O estudo de impacto cultural deverá avaliar a historicidade da prática, os vínculos sociais e identitários com o espaço, a possibilidade real de continuidade em outro local e os impactos sobre trabalho e renda. A ausência de qualquer requisito torna o ato nulo.
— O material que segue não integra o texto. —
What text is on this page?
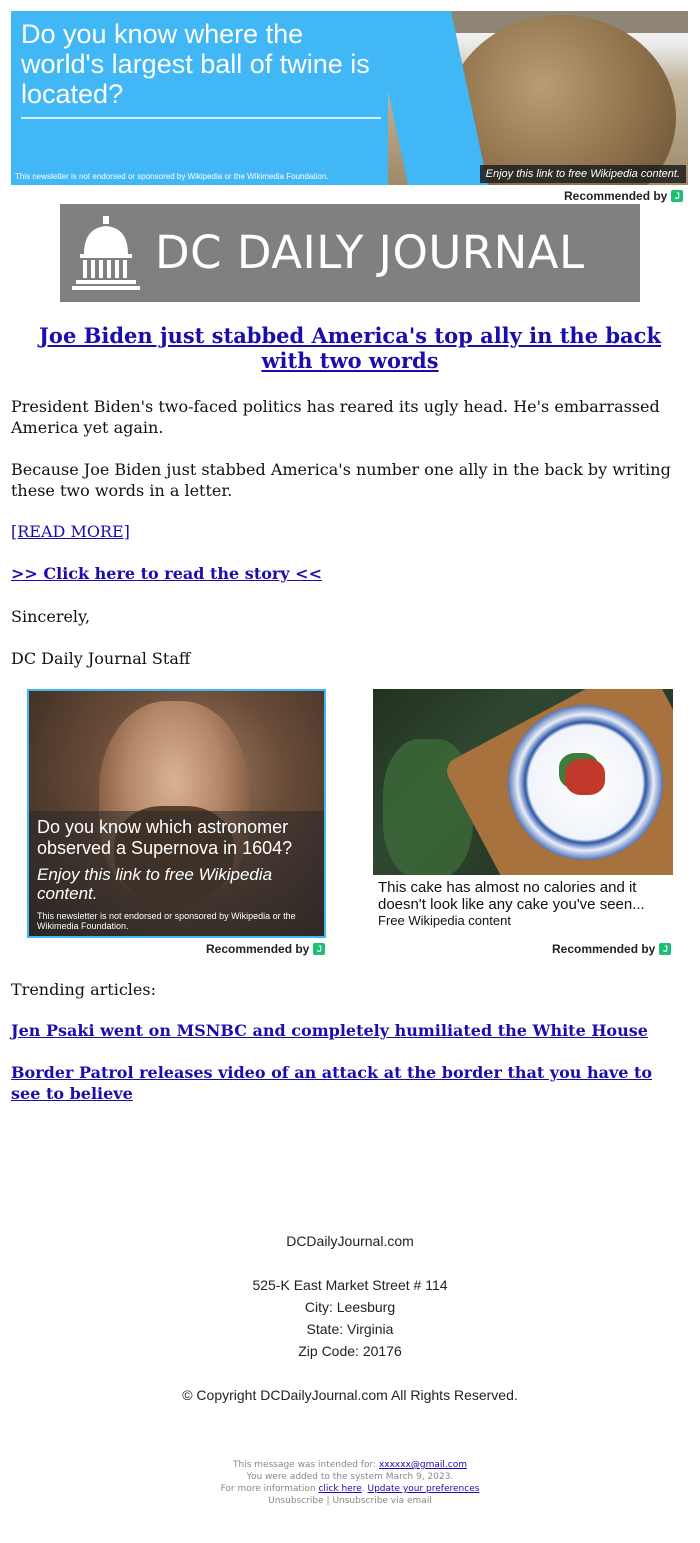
Do you know where the world's largest ball of twine is located?
This newsletter is not endorsed or sponsored by Wikipedia or the Wikimedia Foundation.	Enjoy this link to free Wikipedia content.
Recommended by J
DC DAILY JOURNAL
Joe Biden just stabbed America's top ally in the back with two words
President Biden's two-faced politics has reared its ugly head. He's embarrassed America yet again.
Because Joe Biden just stabbed America's number one ally in the back by writing these two words in a letter.
[READ MORE]
>> Click here to read the story <<
Sincerely,
DC Daily Journal Staff
Do you know which astronomer observed a Supernova in 1604?
Enjoy this link to free Wikipedia content.
This newsletter is not endorsed or sponsored by Wikipedia or the Wikimedia Foundation.
Recommended by J
This cake has almost no calories and it doesn't look like any cake you've seen...
Free Wikipedia content
Recommended by J
Trending articles:
Jen Psaki went on MSNBC and completely humiliated the White House
Border Patrol releases video of an attack at the border that you have to see to believe
DCDailyJournal.com
525-K East Market Street # 114
City: Leesburg
State: Virginia
Zip Code: 20176
© Copyright DCDailyJournal.com All Rights Reserved.
This message was intended for: xxxxxx@gmail.com
You were added to the system March 9, 2023.
For more information click here. Update your preferences
Unsubscribe | Unsubscribe via email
Alternativas à expropriação
O poder público deverá priorizar saídas que preservem o espaço cultural, como a renegociação de dívidas, a transferência da gestão do imóvel para associações ou cooperativas da comunidade e a celebração de convênios ou parcerias voltadas à sustentabilidade do bem protegido.

Lindbergh Farias citou a ameaça de leilão do imóvel da Feira de São Cristóvão, no Rio de Janeiro — sede do Centro Luiz Gonzaga de Tradições Nordestinas, reconhecido por lei federal como Patrimônio Cultural Imaterial do Brasil —, como exemplo do problema que o projeto busca resolver.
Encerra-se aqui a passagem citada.